США планируют повернуть вспять процесс переноса промышленных производств американских компаний в такие страны, как Мексика, Китай и Юго-Восточная Азия, начавшийся в 1990-х и 2000-х годах из-за более низких затрат на рабочую силу. То, что годами было источником богатства для США, позволяя им потреблять больше и дешевле, чем они производят, и, главное, инвестировать гораздо больше, чем они сберегают, теперь рассматривается как слабость. Речь идет не столько об экономических проблемах (хотя они потенциально возможны), сколько о вопросах власти и влияния: индустриализация Китая породила технологического гиганта, а деиндустриализация США создает для Белого дома две проблемы: проблему «проигравших от глобализации», о которых говорит Вэнс, и, что важнее, проблему национальной безопасности. По сути, это не так уж отличается от того, что в Европе называют «стратегической автономией».

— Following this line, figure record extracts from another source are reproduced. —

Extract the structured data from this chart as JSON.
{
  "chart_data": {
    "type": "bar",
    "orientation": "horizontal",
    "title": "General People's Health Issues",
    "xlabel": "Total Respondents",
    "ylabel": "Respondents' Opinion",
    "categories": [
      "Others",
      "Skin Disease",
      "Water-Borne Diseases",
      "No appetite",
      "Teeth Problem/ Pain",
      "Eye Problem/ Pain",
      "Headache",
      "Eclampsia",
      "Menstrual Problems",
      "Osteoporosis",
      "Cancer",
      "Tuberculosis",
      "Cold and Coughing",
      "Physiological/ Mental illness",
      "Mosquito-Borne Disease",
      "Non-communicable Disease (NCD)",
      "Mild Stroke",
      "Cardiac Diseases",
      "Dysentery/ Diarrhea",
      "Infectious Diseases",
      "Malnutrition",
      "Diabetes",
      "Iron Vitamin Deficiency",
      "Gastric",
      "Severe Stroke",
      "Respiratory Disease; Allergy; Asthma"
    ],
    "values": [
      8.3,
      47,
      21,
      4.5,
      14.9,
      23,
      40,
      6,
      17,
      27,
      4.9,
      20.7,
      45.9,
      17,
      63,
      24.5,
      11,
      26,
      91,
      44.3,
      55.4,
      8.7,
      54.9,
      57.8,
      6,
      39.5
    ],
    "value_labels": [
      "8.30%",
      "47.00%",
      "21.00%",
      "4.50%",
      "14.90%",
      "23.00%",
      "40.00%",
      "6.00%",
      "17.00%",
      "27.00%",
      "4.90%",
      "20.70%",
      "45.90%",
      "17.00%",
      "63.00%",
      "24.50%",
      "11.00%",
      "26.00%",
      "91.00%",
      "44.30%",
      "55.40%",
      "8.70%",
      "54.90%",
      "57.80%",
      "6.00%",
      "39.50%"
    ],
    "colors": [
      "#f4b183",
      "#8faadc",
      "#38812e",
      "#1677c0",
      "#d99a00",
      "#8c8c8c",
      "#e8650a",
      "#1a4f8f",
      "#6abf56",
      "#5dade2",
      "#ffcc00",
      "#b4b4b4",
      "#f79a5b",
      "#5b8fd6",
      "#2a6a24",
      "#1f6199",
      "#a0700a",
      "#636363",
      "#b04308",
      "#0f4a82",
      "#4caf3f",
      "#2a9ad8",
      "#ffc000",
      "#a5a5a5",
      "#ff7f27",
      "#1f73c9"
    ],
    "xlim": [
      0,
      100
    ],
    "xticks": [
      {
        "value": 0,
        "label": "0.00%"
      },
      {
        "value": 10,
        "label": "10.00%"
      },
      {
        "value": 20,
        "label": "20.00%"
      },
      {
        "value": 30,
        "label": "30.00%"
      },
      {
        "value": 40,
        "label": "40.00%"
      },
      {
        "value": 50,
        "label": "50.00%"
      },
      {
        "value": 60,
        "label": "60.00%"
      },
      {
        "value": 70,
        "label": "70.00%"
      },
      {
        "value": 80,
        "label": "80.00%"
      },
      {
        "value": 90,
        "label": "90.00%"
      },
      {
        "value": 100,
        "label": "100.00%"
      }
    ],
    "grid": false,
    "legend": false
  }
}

Таким образом, в целях Белого дома есть определенная логика. Проблема в том, что национал-популистский путь исправления перекосов глобализации проблематичен для мировой экономики и малореалистичен. Он потребовал бы гораздо более широкой многосторонней дискуссии.

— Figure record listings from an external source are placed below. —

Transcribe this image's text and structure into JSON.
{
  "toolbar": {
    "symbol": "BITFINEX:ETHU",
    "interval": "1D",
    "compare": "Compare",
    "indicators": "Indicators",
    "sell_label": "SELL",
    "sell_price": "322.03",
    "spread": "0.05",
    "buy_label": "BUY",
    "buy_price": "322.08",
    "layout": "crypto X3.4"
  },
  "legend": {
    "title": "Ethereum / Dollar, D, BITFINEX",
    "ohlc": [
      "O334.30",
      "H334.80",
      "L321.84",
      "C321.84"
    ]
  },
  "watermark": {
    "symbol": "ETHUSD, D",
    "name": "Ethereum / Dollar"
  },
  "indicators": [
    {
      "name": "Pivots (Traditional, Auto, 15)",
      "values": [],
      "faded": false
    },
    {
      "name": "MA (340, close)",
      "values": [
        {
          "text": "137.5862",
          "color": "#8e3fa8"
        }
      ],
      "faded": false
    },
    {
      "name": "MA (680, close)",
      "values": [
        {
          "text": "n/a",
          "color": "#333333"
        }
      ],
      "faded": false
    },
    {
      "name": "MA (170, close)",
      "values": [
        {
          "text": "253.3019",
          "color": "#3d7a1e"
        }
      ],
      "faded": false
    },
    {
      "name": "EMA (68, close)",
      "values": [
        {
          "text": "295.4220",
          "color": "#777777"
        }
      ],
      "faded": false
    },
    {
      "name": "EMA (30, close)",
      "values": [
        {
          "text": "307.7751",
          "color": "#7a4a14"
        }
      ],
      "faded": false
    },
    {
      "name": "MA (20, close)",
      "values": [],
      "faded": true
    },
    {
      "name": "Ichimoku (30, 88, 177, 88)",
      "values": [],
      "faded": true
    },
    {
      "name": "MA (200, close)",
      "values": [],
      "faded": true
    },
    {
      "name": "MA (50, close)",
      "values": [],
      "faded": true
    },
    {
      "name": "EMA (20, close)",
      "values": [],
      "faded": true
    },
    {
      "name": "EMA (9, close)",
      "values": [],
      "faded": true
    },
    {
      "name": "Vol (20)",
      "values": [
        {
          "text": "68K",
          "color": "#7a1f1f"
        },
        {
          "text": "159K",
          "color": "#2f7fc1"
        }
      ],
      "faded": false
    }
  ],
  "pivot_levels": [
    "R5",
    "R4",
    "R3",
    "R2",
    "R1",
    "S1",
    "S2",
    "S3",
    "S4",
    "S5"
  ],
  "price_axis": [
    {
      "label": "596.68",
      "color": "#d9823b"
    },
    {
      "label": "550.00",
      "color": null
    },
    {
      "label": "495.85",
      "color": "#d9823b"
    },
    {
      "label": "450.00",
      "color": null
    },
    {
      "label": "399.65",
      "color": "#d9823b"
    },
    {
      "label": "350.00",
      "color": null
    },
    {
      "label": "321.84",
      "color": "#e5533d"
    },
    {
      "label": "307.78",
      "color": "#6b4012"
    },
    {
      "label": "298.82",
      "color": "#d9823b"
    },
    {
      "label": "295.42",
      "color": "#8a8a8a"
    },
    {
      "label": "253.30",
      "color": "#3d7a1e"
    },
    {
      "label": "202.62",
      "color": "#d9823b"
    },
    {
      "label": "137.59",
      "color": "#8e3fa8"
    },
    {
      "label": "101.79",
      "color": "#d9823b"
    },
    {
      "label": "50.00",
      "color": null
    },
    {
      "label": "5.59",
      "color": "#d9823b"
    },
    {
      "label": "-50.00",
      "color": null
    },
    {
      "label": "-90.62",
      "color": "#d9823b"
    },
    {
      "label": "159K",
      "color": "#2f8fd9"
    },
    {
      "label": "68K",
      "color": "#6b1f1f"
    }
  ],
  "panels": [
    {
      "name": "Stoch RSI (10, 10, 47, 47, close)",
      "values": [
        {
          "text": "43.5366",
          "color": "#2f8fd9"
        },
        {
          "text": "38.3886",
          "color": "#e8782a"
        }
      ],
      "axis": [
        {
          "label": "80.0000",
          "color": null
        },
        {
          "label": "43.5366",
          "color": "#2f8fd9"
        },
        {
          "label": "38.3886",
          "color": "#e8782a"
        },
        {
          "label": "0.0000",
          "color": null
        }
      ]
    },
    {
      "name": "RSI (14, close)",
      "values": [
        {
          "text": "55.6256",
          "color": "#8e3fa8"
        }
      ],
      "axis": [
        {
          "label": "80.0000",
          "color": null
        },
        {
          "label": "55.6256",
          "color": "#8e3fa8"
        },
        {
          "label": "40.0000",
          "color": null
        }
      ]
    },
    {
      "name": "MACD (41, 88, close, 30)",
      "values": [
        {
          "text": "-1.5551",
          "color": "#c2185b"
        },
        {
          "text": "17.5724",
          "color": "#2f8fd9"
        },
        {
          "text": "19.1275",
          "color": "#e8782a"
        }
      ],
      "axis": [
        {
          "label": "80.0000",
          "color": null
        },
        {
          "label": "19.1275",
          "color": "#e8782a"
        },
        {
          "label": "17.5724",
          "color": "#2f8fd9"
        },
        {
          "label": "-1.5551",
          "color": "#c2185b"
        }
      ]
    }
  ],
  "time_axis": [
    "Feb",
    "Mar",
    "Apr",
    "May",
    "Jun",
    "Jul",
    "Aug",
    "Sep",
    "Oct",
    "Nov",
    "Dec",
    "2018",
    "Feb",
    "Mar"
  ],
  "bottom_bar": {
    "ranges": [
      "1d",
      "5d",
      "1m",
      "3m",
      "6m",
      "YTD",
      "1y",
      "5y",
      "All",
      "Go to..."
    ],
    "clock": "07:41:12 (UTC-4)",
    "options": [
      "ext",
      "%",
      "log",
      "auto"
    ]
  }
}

Даже если оставить в стороне спорность исходной посылки (согласно которой США должны иметь возможность вводить пошлины против всего мира без ответных мер), произвольность и хаотичность ее реализации, а также негативное влияние на инфляцию и экономический рост как внутри страны, так и на международном уровне, одностороннее повышение пошлин сократит предложение долларов в мире. Это окажет давление на обменный курс в направлении, противоположном тому, которое необходимо для коррекции торгового дефицита.
Слишком много пробелов с потенциально неблагоприятными последствиями. И, прежде всего, это абсолютно ненужный крестовый поход против остального международного сообщества.

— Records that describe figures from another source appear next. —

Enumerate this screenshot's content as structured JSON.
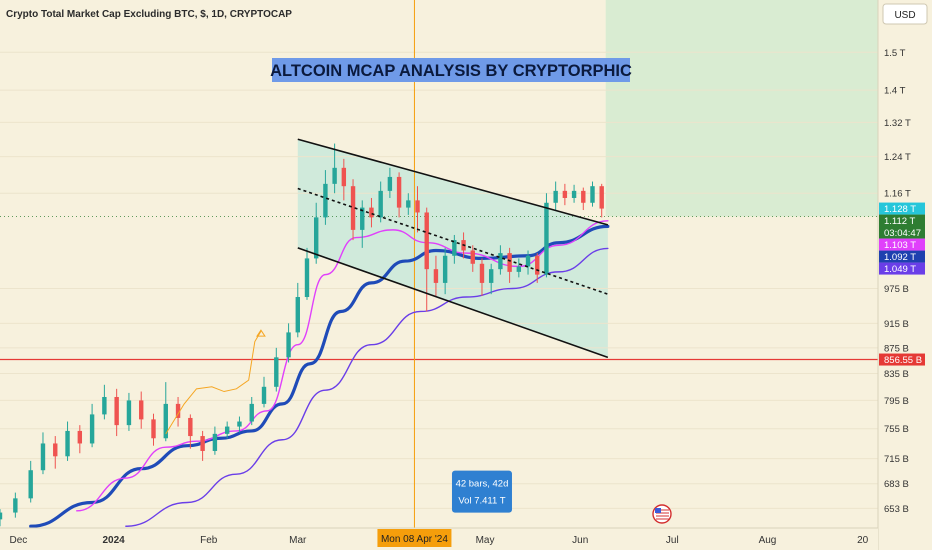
{
  "header": {
    "symbol_title": "Crypto Total Market Cap Excluding BTC, $, 1D, CRYPTOCAP",
    "currency": "USD"
  },
  "banner": {
    "text": "ALTCOIN MCAP ANALYSIS BY CRYPTORPHIC"
  },
  "colors": {
    "background": "#f7f1dd",
    "up": "#26a69a",
    "down": "#ef5350",
    "channel_fill": "#c9e9da",
    "projection_fill": "#d9ecd2",
    "ma_thick": "#1f4bb8",
    "ma_magenta": "#e040fb",
    "ma_purple": "#6a3ee8",
    "support": "#e53935",
    "crosshair": "#f59e0b",
    "banner": "#6f9ae8"
  },
  "chart_data": {
    "type": "candlestick",
    "x_axis": {
      "range": [
        "2023-11-25",
        "2024-09-06"
      ],
      "tick_labels": [
        {
          "date": "2023-12-01",
          "label": "Dec"
        },
        {
          "date": "2024-01-01",
          "label": "2024"
        },
        {
          "date": "2024-02-01",
          "label": "Feb"
        },
        {
          "date": "2024-03-01",
          "label": "Mar"
        },
        {
          "date": "2024-05-01",
          "label": "May"
        },
        {
          "date": "2024-06-01",
          "label": "Jun"
        },
        {
          "date": "2024-07-01",
          "label": "Jul"
        },
        {
          "date": "2024-08-01",
          "label": "Aug"
        },
        {
          "date": "2024-09-01",
          "label": "20"
        }
      ]
    },
    "y_axis": {
      "scale": "log",
      "range": [
        630,
        1650
      ],
      "tick_labels": [
        {
          "value": 653,
          "label": "653 B"
        },
        {
          "value": 683,
          "label": "683 B"
        },
        {
          "value": 715,
          "label": "715 B"
        },
        {
          "value": 755,
          "label": "755 B"
        },
        {
          "value": 795,
          "label": "795 B"
        },
        {
          "value": 835,
          "label": "835 B"
        },
        {
          "value": 875,
          "label": "875 B"
        },
        {
          "value": 915,
          "label": "915 B"
        },
        {
          "value": 975,
          "label": "975 B"
        },
        {
          "value": 1160,
          "label": "1.16 T"
        },
        {
          "value": 1240,
          "label": "1.24 T"
        },
        {
          "value": 1320,
          "label": "1.32 T"
        },
        {
          "value": 1400,
          "label": "1.4 T"
        },
        {
          "value": 1500,
          "label": "1.5 T"
        }
      ]
    },
    "price_badges": [
      {
        "value": 1128,
        "label": "1.128 T",
        "color": "#26c6da"
      },
      {
        "value": 1112,
        "label": "1.112 T",
        "sublabel": "03:04:47",
        "color": "#2e7d32"
      },
      {
        "value": 1103,
        "label": "1.103 T",
        "color": "#e040fb"
      },
      {
        "value": 1092,
        "label": "1.092 T",
        "color": "#1e40af"
      },
      {
        "value": 1049,
        "label": "1.049 T",
        "color": "#6a3ee8"
      },
      {
        "value": 856.55,
        "label": "856.55 B",
        "color": "#e53935"
      }
    ],
    "candles": [
      {
        "d": "2023-11-25",
        "o": 640,
        "c": 648,
        "h": 652,
        "l": 632
      },
      {
        "d": "2023-11-30",
        "o": 648,
        "c": 665,
        "h": 672,
        "l": 642
      },
      {
        "d": "2023-12-05",
        "o": 665,
        "c": 700,
        "h": 712,
        "l": 660
      },
      {
        "d": "2023-12-09",
        "o": 700,
        "c": 735,
        "h": 750,
        "l": 695
      },
      {
        "d": "2023-12-13",
        "o": 735,
        "c": 718,
        "h": 745,
        "l": 702
      },
      {
        "d": "2023-12-17",
        "o": 718,
        "c": 752,
        "h": 765,
        "l": 712
      },
      {
        "d": "2023-12-21",
        "o": 752,
        "c": 735,
        "h": 760,
        "l": 722
      },
      {
        "d": "2023-12-25",
        "o": 735,
        "c": 775,
        "h": 790,
        "l": 730
      },
      {
        "d": "2023-12-29",
        "o": 775,
        "c": 800,
        "h": 818,
        "l": 768
      },
      {
        "d": "2024-01-02",
        "o": 800,
        "c": 760,
        "h": 812,
        "l": 745
      },
      {
        "d": "2024-01-06",
        "o": 760,
        "c": 795,
        "h": 806,
        "l": 752
      },
      {
        "d": "2024-01-10",
        "o": 795,
        "c": 768,
        "h": 808,
        "l": 755
      },
      {
        "d": "2024-01-14",
        "o": 768,
        "c": 742,
        "h": 776,
        "l": 732
      },
      {
        "d": "2024-01-18",
        "o": 742,
        "c": 790,
        "h": 822,
        "l": 738
      },
      {
        "d": "2024-01-22",
        "o": 790,
        "c": 770,
        "h": 800,
        "l": 758
      },
      {
        "d": "2024-01-26",
        "o": 770,
        "c": 745,
        "h": 775,
        "l": 728
      },
      {
        "d": "2024-01-30",
        "o": 745,
        "c": 725,
        "h": 752,
        "l": 712
      },
      {
        "d": "2024-02-03",
        "o": 725,
        "c": 748,
        "h": 758,
        "l": 720
      },
      {
        "d": "2024-02-07",
        "o": 748,
        "c": 758,
        "h": 765,
        "l": 742
      },
      {
        "d": "2024-02-11",
        "o": 758,
        "c": 765,
        "h": 772,
        "l": 750
      },
      {
        "d": "2024-02-15",
        "o": 765,
        "c": 790,
        "h": 800,
        "l": 760
      },
      {
        "d": "2024-02-19",
        "o": 790,
        "c": 815,
        "h": 830,
        "l": 785
      },
      {
        "d": "2024-02-23",
        "o": 815,
        "c": 860,
        "h": 875,
        "l": 808
      },
      {
        "d": "2024-02-27",
        "o": 860,
        "c": 900,
        "h": 915,
        "l": 852
      },
      {
        "d": "2024-03-01",
        "o": 900,
        "c": 960,
        "h": 985,
        "l": 892
      },
      {
        "d": "2024-03-04",
        "o": 960,
        "c": 1030,
        "h": 1050,
        "l": 955
      },
      {
        "d": "2024-03-07",
        "o": 1030,
        "c": 1110,
        "h": 1140,
        "l": 1020
      },
      {
        "d": "2024-03-10",
        "o": 1110,
        "c": 1180,
        "h": 1210,
        "l": 1095
      },
      {
        "d": "2024-03-13",
        "o": 1180,
        "c": 1215,
        "h": 1270,
        "l": 1160
      },
      {
        "d": "2024-03-16",
        "o": 1215,
        "c": 1175,
        "h": 1235,
        "l": 1145
      },
      {
        "d": "2024-03-19",
        "o": 1175,
        "c": 1085,
        "h": 1190,
        "l": 1065
      },
      {
        "d": "2024-03-22",
        "o": 1085,
        "c": 1130,
        "h": 1145,
        "l": 1050
      },
      {
        "d": "2024-03-25",
        "o": 1130,
        "c": 1110,
        "h": 1150,
        "l": 1090
      },
      {
        "d": "2024-03-28",
        "o": 1110,
        "c": 1165,
        "h": 1185,
        "l": 1100
      },
      {
        "d": "2024-03-31",
        "o": 1165,
        "c": 1195,
        "h": 1215,
        "l": 1150
      },
      {
        "d": "2024-04-03",
        "o": 1195,
        "c": 1130,
        "h": 1205,
        "l": 1110
      },
      {
        "d": "2024-04-06",
        "o": 1130,
        "c": 1145,
        "h": 1160,
        "l": 1115
      },
      {
        "d": "2024-04-09",
        "o": 1145,
        "c": 1120,
        "h": 1175,
        "l": 1080
      },
      {
        "d": "2024-04-12",
        "o": 1120,
        "c": 1010,
        "h": 1130,
        "l": 935
      },
      {
        "d": "2024-04-15",
        "o": 1010,
        "c": 985,
        "h": 1035,
        "l": 960
      },
      {
        "d": "2024-04-18",
        "o": 985,
        "c": 1035,
        "h": 1050,
        "l": 965
      },
      {
        "d": "2024-04-21",
        "o": 1035,
        "c": 1065,
        "h": 1075,
        "l": 1020
      },
      {
        "d": "2024-04-24",
        "o": 1065,
        "c": 1045,
        "h": 1080,
        "l": 1030
      },
      {
        "d": "2024-04-27",
        "o": 1045,
        "c": 1020,
        "h": 1055,
        "l": 1005
      },
      {
        "d": "2024-04-30",
        "o": 1020,
        "c": 985,
        "h": 1030,
        "l": 962
      },
      {
        "d": "2024-05-03",
        "o": 985,
        "c": 1010,
        "h": 1020,
        "l": 965
      },
      {
        "d": "2024-05-06",
        "o": 1010,
        "c": 1040,
        "h": 1055,
        "l": 1000
      },
      {
        "d": "2024-05-09",
        "o": 1040,
        "c": 1005,
        "h": 1050,
        "l": 985
      },
      {
        "d": "2024-05-12",
        "o": 1005,
        "c": 1015,
        "h": 1030,
        "l": 995
      },
      {
        "d": "2024-05-15",
        "o": 1015,
        "c": 1035,
        "h": 1045,
        "l": 1000
      },
      {
        "d": "2024-05-18",
        "o": 1035,
        "c": 1000,
        "h": 1040,
        "l": 985
      },
      {
        "d": "2024-05-21",
        "o": 1000,
        "c": 1140,
        "h": 1160,
        "l": 995
      },
      {
        "d": "2024-05-24",
        "o": 1140,
        "c": 1165,
        "h": 1185,
        "l": 1125
      },
      {
        "d": "2024-05-27",
        "o": 1165,
        "c": 1150,
        "h": 1180,
        "l": 1135
      },
      {
        "d": "2024-05-30",
        "o": 1150,
        "c": 1165,
        "h": 1178,
        "l": 1140
      },
      {
        "d": "2024-06-02",
        "o": 1165,
        "c": 1140,
        "h": 1172,
        "l": 1125
      },
      {
        "d": "2024-06-05",
        "o": 1140,
        "c": 1175,
        "h": 1185,
        "l": 1132
      },
      {
        "d": "2024-06-08",
        "o": 1175,
        "c": 1128,
        "h": 1180,
        "l": 1110
      }
    ],
    "moving_averages": [
      {
        "color_key": "ma_thick",
        "width": 3.2,
        "points": [
          [
            "2023-12-05",
            632
          ],
          [
            "2023-12-25",
            660
          ],
          [
            "2024-01-10",
            702
          ],
          [
            "2024-01-25",
            732
          ],
          [
            "2024-02-05",
            742
          ],
          [
            "2024-02-15",
            752
          ],
          [
            "2024-02-25",
            790
          ],
          [
            "2024-03-05",
            850
          ],
          [
            "2024-03-15",
            935
          ],
          [
            "2024-03-25",
            985
          ],
          [
            "2024-04-05",
            1025
          ],
          [
            "2024-04-15",
            1045
          ],
          [
            "2024-04-30",
            1030
          ],
          [
            "2024-05-15",
            1035
          ],
          [
            "2024-05-25",
            1060
          ],
          [
            "2024-06-10",
            1092
          ]
        ]
      },
      {
        "color_key": "ma_magenta",
        "width": 1.4,
        "points": [
          [
            "2023-12-20",
            650
          ],
          [
            "2024-01-05",
            690
          ],
          [
            "2024-01-18",
            730
          ],
          [
            "2024-01-28",
            738
          ],
          [
            "2024-02-10",
            752
          ],
          [
            "2024-02-20",
            780
          ],
          [
            "2024-03-01",
            880
          ],
          [
            "2024-03-10",
            1000
          ],
          [
            "2024-03-20",
            1070
          ],
          [
            "2024-04-01",
            1085
          ],
          [
            "2024-04-12",
            1060
          ],
          [
            "2024-04-25",
            1040
          ],
          [
            "2024-05-12",
            1015
          ],
          [
            "2024-05-25",
            1055
          ],
          [
            "2024-06-10",
            1103
          ]
        ]
      },
      {
        "color_key": "ma_purple",
        "width": 1.4,
        "points": [
          [
            "2024-01-05",
            632
          ],
          [
            "2024-01-25",
            660
          ],
          [
            "2024-02-10",
            695
          ],
          [
            "2024-02-25",
            740
          ],
          [
            "2024-03-10",
            810
          ],
          [
            "2024-03-25",
            880
          ],
          [
            "2024-04-10",
            935
          ],
          [
            "2024-04-25",
            960
          ],
          [
            "2024-05-10",
            975
          ],
          [
            "2024-05-25",
            1005
          ],
          [
            "2024-06-10",
            1049
          ]
        ]
      }
    ],
    "channel": {
      "upper": [
        [
          "2024-03-01",
          1280
        ],
        [
          "2024-06-10",
          1095
        ]
      ],
      "middle": [
        [
          "2024-03-01",
          1170
        ],
        [
          "2024-06-10",
          965
        ]
      ],
      "lower": [
        [
          "2024-03-01",
          1050
        ],
        [
          "2024-06-10",
          860
        ]
      ]
    },
    "support_level": 856.55,
    "crosshair_date": "2024-04-08",
    "crosshair_label": "Mon 08 Apr '24",
    "measure_box": {
      "line1": "42 bars, 42d",
      "line2": "Vol 7.411 T",
      "date": "2024-04-30",
      "value": 672
    },
    "arrow_path": [
      [
        "2024-01-18",
        748
      ],
      [
        "2024-01-24",
        790
      ],
      [
        "2024-01-28",
        812
      ],
      [
        "2024-02-02",
        815
      ],
      [
        "2024-02-06",
        808
      ],
      [
        "2024-02-10",
        812
      ],
      [
        "2024-02-14",
        825
      ],
      [
        "2024-02-16",
        885
      ],
      [
        "2024-02-18",
        902
      ]
    ]
  }
}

Пока рано делать выводы, но в зависимости от того, насколько разрушительным окажется второй приход Дональда Трампа в Белый дом и глубины геополитических сдвигов, Европа может получить шанс изменить динамику потоков капитала и вернуть часть европейских частных сбережений, которыми США сейчас финансируют свой внешний дефицит. План Летты оценивает ежегодный отток капитала из Европы в США примерно в 300 миллиардов евро.
Для этого европейской экономике необходимо будет создать соответствующие рыночные стимулы, а также продемонстрировать институциональную силу: изменения в управлении ЕС, регуляторное упрощение, развитие фискальной опоры (создание подлинного рынка еврооблигаций), укрепление рынков капитала, формирование заслуживающей доверия общей внешней политики и политики безопасности, амбиции занять (хотя бы частично) вакуум, оставляемый США в международном сотрудничестве. И всегда следить за Китаем.
На данный момент ясно одно: США превратились в источник институциональной неопределенности и дестабилизации мировой экономики.